Philip Ball muses on the many meanings of openness in science
Chemistry World’s science communication competition this year had the theme of openness. That in itself was open to interpretation, and the shortlisted entries showed a pleasing diversity, from discussions of crowd-sourcing and historical vignettes to a fictionalised take on the ethical dilemmas of research.
Several of the shortlisted entries made the point that openness has been an important feature of science for centuries. The winning entry from Tessa Fiorini argued that the readiness to publish and disseminate results was instrumental to the impact of Antoine Lavoisier’s work in the late 18th century. But arguably Lavoisier was as concerned about securing priority as he was about sharing his findings, and it seems he exploited the openness of some of his rivals. On hearing about Henry Cavendish’s synthesis of water from Cavendish’s colleague Charles Blagden, he immediately repeated the experiment and reported it to the French Academy of Sciences.
The emphasis on open publication began the previous century, especially with the creation of the Royal Society’s Philosophical Transactions in 1665 – itself an extension of the international network of corresponding scientists orchestrated by the society’s multilingual secretary Henry Oldenburg. Philosophical Transactions aimed for simple prose that could be understood, evaluated and debated by all readers. Yet this publication culture fuelled priority disputes, which immediately became as bitter as any we see today. Isaac Newton wrote the Principia to show that he had a better proof than Robert Hooke of the elliptical orbits of planets, while Hooke disputed ownership of the spring-regulated watch with Christiaan Huygens.
These ‘science clubs’, which began in the late 16th century, were a break from the individual and often secretive research of the past, exemplified by alchemy. But even there the motives and methods varied, as Emily Billinge pointed out. Paracelsus in the early 16th century took to publishing his alchemical and medical theories in the vernacular (in his case German) to make them widely accessible. Part of his motive was a rejection of the exclusivity of academic Latin, but there was also self-interest – the desire to reach a wide audience. Martin Luther wrote in German for the same reason.

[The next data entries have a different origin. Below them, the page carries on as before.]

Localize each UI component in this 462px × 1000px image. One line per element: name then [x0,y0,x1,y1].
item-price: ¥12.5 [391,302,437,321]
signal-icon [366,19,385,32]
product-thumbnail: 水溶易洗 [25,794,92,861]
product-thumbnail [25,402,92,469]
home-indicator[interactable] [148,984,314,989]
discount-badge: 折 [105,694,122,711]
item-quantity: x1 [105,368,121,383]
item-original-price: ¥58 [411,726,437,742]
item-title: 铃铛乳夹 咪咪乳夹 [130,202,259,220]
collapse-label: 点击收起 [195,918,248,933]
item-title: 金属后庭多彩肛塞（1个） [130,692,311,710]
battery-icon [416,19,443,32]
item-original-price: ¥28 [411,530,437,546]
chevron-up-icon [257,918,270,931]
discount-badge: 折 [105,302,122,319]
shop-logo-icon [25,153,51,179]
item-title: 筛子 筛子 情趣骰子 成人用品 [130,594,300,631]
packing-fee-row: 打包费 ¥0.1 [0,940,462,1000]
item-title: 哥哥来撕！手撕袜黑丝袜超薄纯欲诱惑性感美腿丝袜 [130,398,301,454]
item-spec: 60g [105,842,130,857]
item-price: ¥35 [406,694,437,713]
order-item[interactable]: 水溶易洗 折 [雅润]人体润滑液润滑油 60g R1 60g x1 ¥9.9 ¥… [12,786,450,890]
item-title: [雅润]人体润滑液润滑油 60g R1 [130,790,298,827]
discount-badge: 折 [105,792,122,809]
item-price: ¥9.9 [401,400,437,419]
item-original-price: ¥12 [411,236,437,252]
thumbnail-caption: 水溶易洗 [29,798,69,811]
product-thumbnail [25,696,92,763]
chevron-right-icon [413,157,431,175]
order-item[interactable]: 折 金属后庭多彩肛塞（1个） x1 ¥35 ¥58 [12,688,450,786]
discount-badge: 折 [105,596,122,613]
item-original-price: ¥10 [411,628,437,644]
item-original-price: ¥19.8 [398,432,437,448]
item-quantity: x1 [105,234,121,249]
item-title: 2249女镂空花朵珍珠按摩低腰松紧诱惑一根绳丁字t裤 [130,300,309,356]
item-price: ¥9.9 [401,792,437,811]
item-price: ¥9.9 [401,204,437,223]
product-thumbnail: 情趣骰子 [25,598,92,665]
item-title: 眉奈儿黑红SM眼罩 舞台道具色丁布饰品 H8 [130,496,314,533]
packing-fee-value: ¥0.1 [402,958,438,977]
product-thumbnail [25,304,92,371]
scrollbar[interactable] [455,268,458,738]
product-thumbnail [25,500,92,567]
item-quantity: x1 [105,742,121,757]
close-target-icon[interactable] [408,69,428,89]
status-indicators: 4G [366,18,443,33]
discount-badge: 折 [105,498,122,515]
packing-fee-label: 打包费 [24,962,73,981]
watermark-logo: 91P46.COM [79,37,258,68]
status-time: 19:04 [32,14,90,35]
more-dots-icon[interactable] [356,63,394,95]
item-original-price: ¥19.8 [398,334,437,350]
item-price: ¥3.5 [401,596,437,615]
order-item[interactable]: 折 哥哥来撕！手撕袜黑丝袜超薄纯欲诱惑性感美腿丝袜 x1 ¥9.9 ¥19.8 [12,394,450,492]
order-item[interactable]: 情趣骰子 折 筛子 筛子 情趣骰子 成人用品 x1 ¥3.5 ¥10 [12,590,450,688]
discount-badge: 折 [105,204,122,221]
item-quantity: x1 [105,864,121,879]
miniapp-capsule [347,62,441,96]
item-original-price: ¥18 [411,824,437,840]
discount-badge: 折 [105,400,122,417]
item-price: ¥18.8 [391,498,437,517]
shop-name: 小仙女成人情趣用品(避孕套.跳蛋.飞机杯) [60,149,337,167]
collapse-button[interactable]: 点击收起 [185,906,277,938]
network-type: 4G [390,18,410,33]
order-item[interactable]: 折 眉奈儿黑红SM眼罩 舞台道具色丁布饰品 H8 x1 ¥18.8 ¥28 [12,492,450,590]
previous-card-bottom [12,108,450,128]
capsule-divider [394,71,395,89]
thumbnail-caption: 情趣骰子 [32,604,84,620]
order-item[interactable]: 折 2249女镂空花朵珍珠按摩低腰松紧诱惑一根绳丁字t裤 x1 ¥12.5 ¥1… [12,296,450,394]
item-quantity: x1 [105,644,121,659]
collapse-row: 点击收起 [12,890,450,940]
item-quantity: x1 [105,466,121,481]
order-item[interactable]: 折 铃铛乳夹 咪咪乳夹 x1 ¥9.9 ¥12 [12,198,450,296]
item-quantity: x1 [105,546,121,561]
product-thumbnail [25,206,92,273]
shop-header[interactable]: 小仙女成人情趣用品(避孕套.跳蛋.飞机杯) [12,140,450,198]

In other words, ‘openness’ here is not merely, or even primarily, a matter of making science democratic. And as the open-access movement shows, the openness of publishing has traditionally been relative: the science is there for all who can afford to get at it. None of the shortlisted entries took the discussion to the next stage, where openness might mean not just making results more accessible but also openly debating their validity and interpretation.
Vigorous blog debates about ‘arsenic DNA’ and ‘striped nanoparticles’ show that researchers can expect to have their findings challenged outside of the stately forums of journal correspondence pages. That is going to blur the whole notion of a ‘primary’ research literature, in ways that I expect to be largely beneficial.

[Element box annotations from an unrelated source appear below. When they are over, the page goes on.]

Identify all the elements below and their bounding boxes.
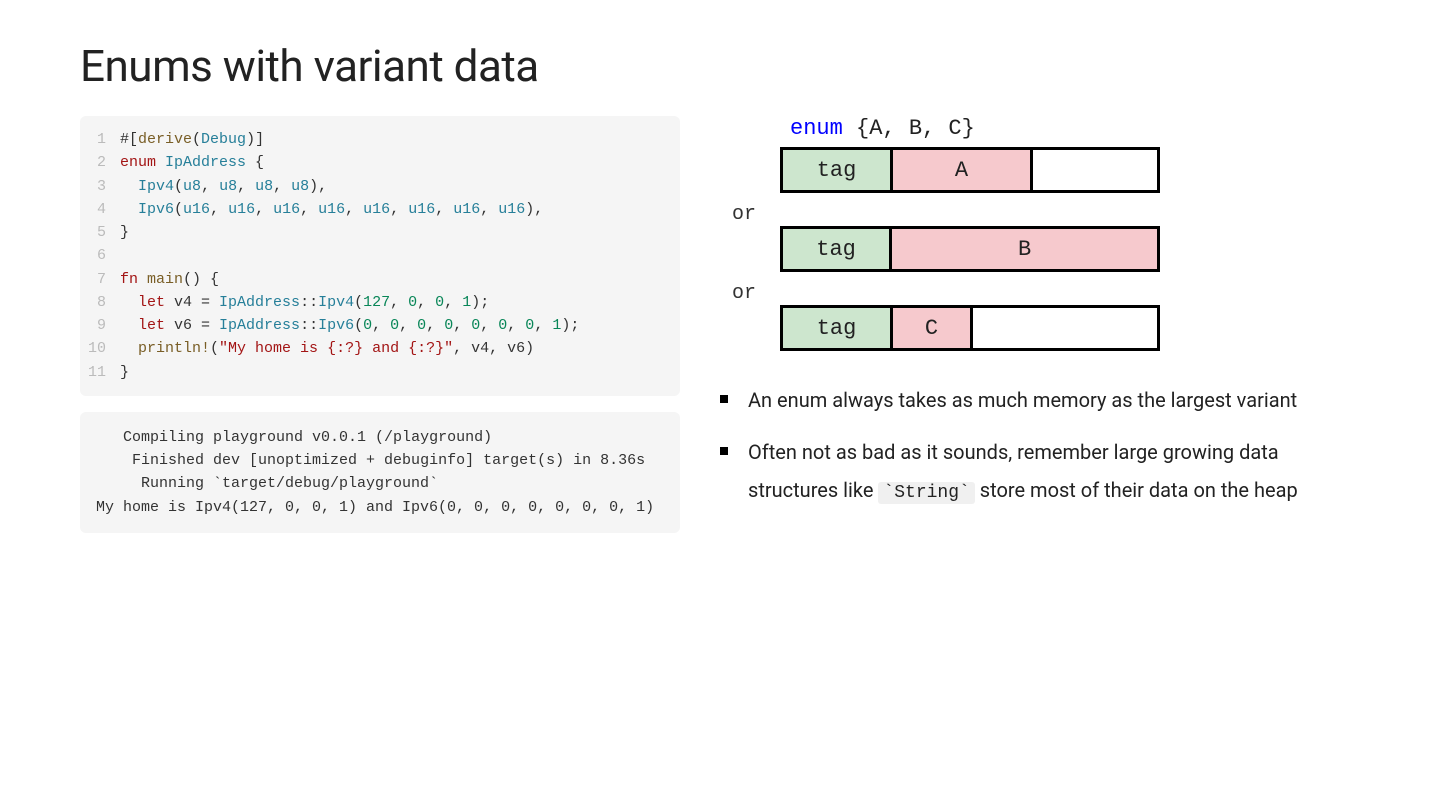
line-number: 4: [80, 198, 120, 221]
output-block: Compiling playground v0.0.1 (/playground…: [80, 412, 680, 533]
line-number: 10: [80, 337, 120, 360]
diagram-data-cell: C: [893, 308, 973, 348]
diagram-bar: tagB: [780, 226, 1160, 272]
code-line: 2enum IpAddress {: [80, 151, 680, 174]
diagram-empty-cell: [1033, 150, 1157, 190]
left-column: 1#[derive(Debug)]2enum IpAddress {3 Ipv4…: [80, 116, 680, 533]
code-line: 8 let v4 = IpAddress::Ipv4(127, 0, 0, 1)…: [80, 291, 680, 314]
diagram-empty-cell: [973, 308, 1157, 348]
diagram-rows: tagAortagBortagC: [780, 147, 1349, 351]
line-number: 3: [80, 175, 120, 198]
line-number: 11: [80, 361, 120, 384]
code-line: 11}: [80, 361, 680, 384]
inline-code: `String`: [878, 482, 974, 504]
columns: 1#[derive(Debug)]2enum IpAddress {3 Ipv4…: [80, 116, 1349, 533]
code-content: enum IpAddress {: [120, 151, 264, 174]
line-number: 1: [80, 128, 120, 151]
code-content: fn main() {: [120, 268, 219, 291]
code-line: 1#[derive(Debug)]: [80, 128, 680, 151]
code-content: let v6 = IpAddress::Ipv6(0, 0, 0, 0, 0, …: [120, 314, 579, 337]
slide: Enums with variant data 1#[derive(Debug)…: [0, 0, 1429, 798]
diagram-row: tagA: [780, 147, 1349, 193]
line-number: 8: [80, 291, 120, 314]
code-line: 5}: [80, 221, 680, 244]
diagram-tag-cell: tag: [783, 229, 892, 269]
diagram-tag-cell: tag: [783, 150, 893, 190]
line-number: 7: [80, 268, 120, 291]
line-number: 6: [80, 244, 120, 267]
diagram-title: enum {A, B, C}: [790, 116, 1349, 141]
code-content: Ipv4(u8, u8, u8, u8),: [120, 175, 327, 198]
code-content: let v4 = IpAddress::Ipv4(127, 0, 0, 1);: [120, 291, 489, 314]
bullet-list: An enum always takes as much memory as t…: [720, 381, 1349, 510]
code-line: 7fn main() {: [80, 268, 680, 291]
diagram-row: tagB: [780, 226, 1349, 272]
enum-diagram: enum {A, B, C} tagAortagBortagC: [780, 116, 1349, 351]
diagram-row: tagC: [780, 305, 1349, 351]
code-line: 9 let v6 = IpAddress::Ipv6(0, 0, 0, 0, 0…: [80, 314, 680, 337]
bullet-item: An enum always takes as much memory as t…: [720, 381, 1349, 419]
code-content: }: [120, 361, 129, 384]
code-content: Ipv6(u16, u16, u16, u16, u16, u16, u16, …: [120, 198, 543, 221]
code-content: #[derive(Debug)]: [120, 128, 264, 151]
bullet-item: Often not as bad as it sounds, remember …: [720, 433, 1349, 510]
slide-title: Enums with variant data: [80, 40, 1349, 92]
diagram-or-label: or: [732, 203, 772, 226]
diagram-bar: tagA: [780, 147, 1160, 193]
line-number: 9: [80, 314, 120, 337]
diagram-or-label: or: [732, 282, 772, 305]
code-block: 1#[derive(Debug)]2enum IpAddress {3 Ipv4…: [80, 116, 680, 396]
code-content: }: [120, 221, 129, 244]
line-number: 2: [80, 151, 120, 174]
diagram-tag-cell: tag: [783, 308, 893, 348]
right-column: enum {A, B, C} tagAortagBortagC An enum …: [720, 116, 1349, 533]
diagram-bar: tagC: [780, 305, 1160, 351]
code-line: 3 Ipv4(u8, u8, u8, u8),: [80, 175, 680, 198]
line-number: 5: [80, 221, 120, 244]
diagram-title-keyword: enum: [790, 116, 843, 141]
code-line: 6: [80, 244, 680, 267]
code-content: println!("My home is {:?} and {:?}", v4,…: [120, 337, 534, 360]
diagram-data-cell: B: [892, 229, 1157, 269]
code-line: 10 println!("My home is {:?} and {:?}", …: [80, 337, 680, 360]
diagram-data-cell: A: [893, 150, 1033, 190]
diagram-title-rest: {A, B, C}: [843, 116, 975, 141]
code-line: 4 Ipv6(u16, u16, u16, u16, u16, u16, u16…: [80, 198, 680, 221]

Science has always been crowdsourcing; researchers build on the achievements of others
Crowdsourcing has been presented as a new way to do science. But Paul Brack argued that it is actually an old idea, citing the longitude prize offered by the British government in 1714 as an early example. In chemistry, Louis XVI prevailed on the French Academy of Sciences in 1793 to offer a prize for soda manufacture from sea salt, which stimulated Nicolas Leblanc to develop his important industrial process several years later. France was particularly active in this kind of thing: the Society for the Encouragement of National Industry also offered a 6000-franc prize in 1824 for a method to make the blue pigment ultramarine, which Jean-Baptiste Guimet claimed within four years.

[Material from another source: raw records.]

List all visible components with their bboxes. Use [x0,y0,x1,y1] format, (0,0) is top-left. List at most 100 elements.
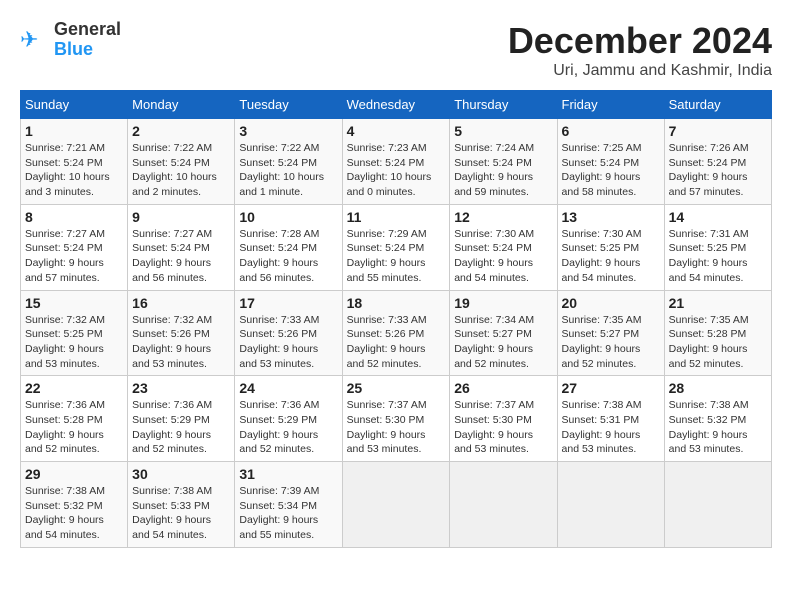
day-info: Sunrise: 7:38 AM Sunset: 5:32 PM Dayligh… [25,484,123,543]
day-cell: 23 Sunrise: 7:36 AM Sunset: 5:29 PM Dayli… [128,376,235,462]
day-cell: 3Sunrise: 7:22 AM Sunset: 5:24 PM Daylig… [235,119,342,205]
day-number: 24 [239,380,337,396]
logo: ✈ General Blue [20,20,121,60]
col-header-wednesday: Wednesday [342,91,450,119]
day-number: 23 [132,380,230,396]
day-cell [664,462,771,548]
day-number: 4 [347,123,446,139]
day-number: 15 [25,295,123,311]
day-cell: 12 Sunrise: 7:30 AM Sunset: 5:24 PM Dayli… [450,204,557,290]
day-cell: 11 Sunrise: 7:29 AM Sunset: 5:24 PM Dayli… [342,204,450,290]
day-cell: 1 Sunrise: 7:21 AM Sunset: 5:24 PM Daylig… [21,119,128,205]
day-info: Sunrise: 7:35 AM Sunset: 5:28 PM Dayligh… [669,313,767,372]
calendar-table: SundayMondayTuesdayWednesdayThursdayFrid… [20,90,772,548]
day-cell: 20 Sunrise: 7:35 AM Sunset: 5:27 PM Dayli… [557,290,664,376]
logo-line2: Blue [54,40,121,60]
day-number: 12 [454,209,552,225]
day-number: 20 [562,295,660,311]
day-number: 19 [454,295,552,311]
day-cell [342,462,450,548]
day-info: Sunrise: 7:36 AM Sunset: 5:28 PM Dayligh… [25,398,123,457]
day-number: 18 [347,295,446,311]
day-number: 17 [239,295,337,311]
col-header-saturday: Saturday [664,91,771,119]
day-info: Sunrise: 7:37 AM Sunset: 5:30 PM Dayligh… [347,398,446,457]
day-info: Sunrise: 7:35 AM Sunset: 5:27 PM Dayligh… [562,313,660,372]
day-number: 8 [25,209,123,225]
logo-line1: General [54,20,121,40]
day-number: 28 [669,380,767,396]
day-info: Sunrise: 7:34 AM Sunset: 5:27 PM Dayligh… [454,313,552,372]
day-info: Sunrise: 7:27 AM Sunset: 5:24 PM Dayligh… [132,227,230,286]
day-info: Sunrise: 7:22 AM Sunset: 5:24 PM Dayligh… [239,141,337,200]
col-header-monday: Monday [128,91,235,119]
day-number: 31 [239,466,337,482]
day-cell: 29 Sunrise: 7:38 AM Sunset: 5:32 PM Dayli… [21,462,128,548]
day-cell: 7 Sunrise: 7:26 AM Sunset: 5:24 PM Daylig… [664,119,771,205]
week-row-3: 15 Sunrise: 7:32 AM Sunset: 5:25 PM Dayli… [21,290,772,376]
page-header: ✈ General Blue December 2024 Uri, Jammu … [20,20,772,80]
week-row-2: 8 Sunrise: 7:27 AM Sunset: 5:24 PM Daylig… [21,204,772,290]
day-number: 10 [239,209,337,225]
day-info: Sunrise: 7:30 AM Sunset: 5:25 PM Dayligh… [562,227,660,286]
day-number: 21 [669,295,767,311]
day-number: 27 [562,380,660,396]
day-number: 6 [562,123,660,139]
day-info: Sunrise: 7:22 AM Sunset: 5:24 PM Dayligh… [132,141,230,200]
day-info: Sunrise: 7:38 AM Sunset: 5:33 PM Dayligh… [132,484,230,543]
col-header-friday: Friday [557,91,664,119]
day-number: 13 [562,209,660,225]
day-cell: 31 Sunrise: 7:39 AM Sunset: 5:34 PM Dayli… [235,462,342,548]
day-number: 1 [25,123,123,139]
day-cell: 2Sunrise: 7:22 AM Sunset: 5:24 PM Daylig… [128,119,235,205]
day-info: Sunrise: 7:31 AM Sunset: 5:25 PM Dayligh… [669,227,767,286]
day-cell: 27Sunrise: 7:38 AM Sunset: 5:31 PM Dayli… [557,376,664,462]
day-info: Sunrise: 7:36 AM Sunset: 5:29 PM Dayligh… [132,398,230,457]
day-cell: 9Sunrise: 7:27 AM Sunset: 5:24 PM Daylig… [128,204,235,290]
day-info: Sunrise: 7:29 AM Sunset: 5:24 PM Dayligh… [347,227,446,286]
day-cell: 21 Sunrise: 7:35 AM Sunset: 5:28 PM Dayli… [664,290,771,376]
day-number: 5 [454,123,552,139]
day-cell: 28Sunrise: 7:38 AM Sunset: 5:32 PM Dayli… [664,376,771,462]
col-header-sunday: Sunday [21,91,128,119]
day-cell: 18Sunrise: 7:33 AM Sunset: 5:26 PM Dayli… [342,290,450,376]
calendar-header: SundayMondayTuesdayWednesdayThursdayFrid… [21,91,772,119]
col-header-tuesday: Tuesday [235,91,342,119]
day-number: 11 [347,209,446,225]
day-number: 25 [347,380,446,396]
day-cell: 16 Sunrise: 7:32 AM Sunset: 5:26 PM Dayli… [128,290,235,376]
day-info: Sunrise: 7:33 AM Sunset: 5:26 PM Dayligh… [239,313,337,372]
svg-text:✈: ✈ [20,27,38,52]
day-cell: 4 Sunrise: 7:23 AM Sunset: 5:24 PM Daylig… [342,119,450,205]
day-info: Sunrise: 7:32 AM Sunset: 5:26 PM Dayligh… [132,313,230,372]
day-cell [450,462,557,548]
day-info: Sunrise: 7:37 AM Sunset: 5:30 PM Dayligh… [454,398,552,457]
week-row-1: 1 Sunrise: 7:21 AM Sunset: 5:24 PM Daylig… [21,119,772,205]
day-number: 22 [25,380,123,396]
day-cell [557,462,664,548]
day-number: 14 [669,209,767,225]
day-cell: 24 Sunrise: 7:36 AM Sunset: 5:29 PM Dayli… [235,376,342,462]
week-row-4: 22 Sunrise: 7:36 AM Sunset: 5:28 PM Dayli… [21,376,772,462]
day-number: 26 [454,380,552,396]
day-number: 16 [132,295,230,311]
day-info: Sunrise: 7:26 AM Sunset: 5:24 PM Dayligh… [669,141,767,200]
day-info: Sunrise: 7:32 AM Sunset: 5:25 PM Dayligh… [25,313,123,372]
day-info: Sunrise: 7:30 AM Sunset: 5:24 PM Dayligh… [454,227,552,286]
logo-icon: ✈ [20,25,50,55]
day-cell: 15 Sunrise: 7:32 AM Sunset: 5:25 PM Dayli… [21,290,128,376]
day-info: Sunrise: 7:39 AM Sunset: 5:34 PM Dayligh… [239,484,337,543]
day-cell: 22 Sunrise: 7:36 AM Sunset: 5:28 PM Dayli… [21,376,128,462]
location: Uri, Jammu and Kashmir, India [508,62,772,80]
day-number: 7 [669,123,767,139]
day-cell: 6Sunrise: 7:25 AM Sunset: 5:24 PM Daylig… [557,119,664,205]
day-info: Sunrise: 7:21 AM Sunset: 5:24 PM Dayligh… [25,141,123,200]
day-cell: 19 Sunrise: 7:34 AM Sunset: 5:27 PM Dayli… [450,290,557,376]
logo-text: General Blue [54,20,121,60]
day-info: Sunrise: 7:28 AM Sunset: 5:24 PM Dayligh… [239,227,337,286]
day-number: 29 [25,466,123,482]
day-cell: 30Sunrise: 7:38 AM Sunset: 5:33 PM Dayli… [128,462,235,548]
day-info: Sunrise: 7:23 AM Sunset: 5:24 PM Dayligh… [347,141,446,200]
day-info: Sunrise: 7:36 AM Sunset: 5:29 PM Dayligh… [239,398,337,457]
title-block: December 2024 Uri, Jammu and Kashmir, In… [508,20,772,80]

These government initiatives are back in vogue, as Nasa’s Tournament Lab shows. But more often now this approach comes from commercial companies, such as Innocentive and CrowdFlower, who mediate between clients with sponsor-supported challenges and legions of ‘solvers’. Marblar charges clients to post their research and offers cash prizes for successful suggestions of how to turn it into a business proposition. But money isn’t always the driver. As ground-breaking efforts like Galaxy Zoo (a project that enlisted volunteers to classify thousands of galaxy shapes) and FoldIt (where volunteers look for ways to fold proteins) have shown, people like to get involved for the sheer fun of participating in real research. Chemists have found effective and even educational ways to tap into ‘citizen science’ in this way, such as the Arizona soil analysis project Gardenroots and the SHArK project that enlists young people to search for photoelectrocatalysts for water splitting.
Yet science has always been a crowdsourcing venture in a way, in that researchers build on the achievements of others. That’s most evident when a problem can be decomposed into distinct parts: a feature of many challenges in chemistry, such as multistep total syntheses. Efforts here are currently rather haphazard, but they could be streamlined to make synthesis more efficient and avoid redundant efforts in multiple labs.
In short, openness in science has always meant many things – not all of them altruistic or generous-spirited – and there is no obvious or inexorable trend towards more of it. We may yet find better ways to exploit it.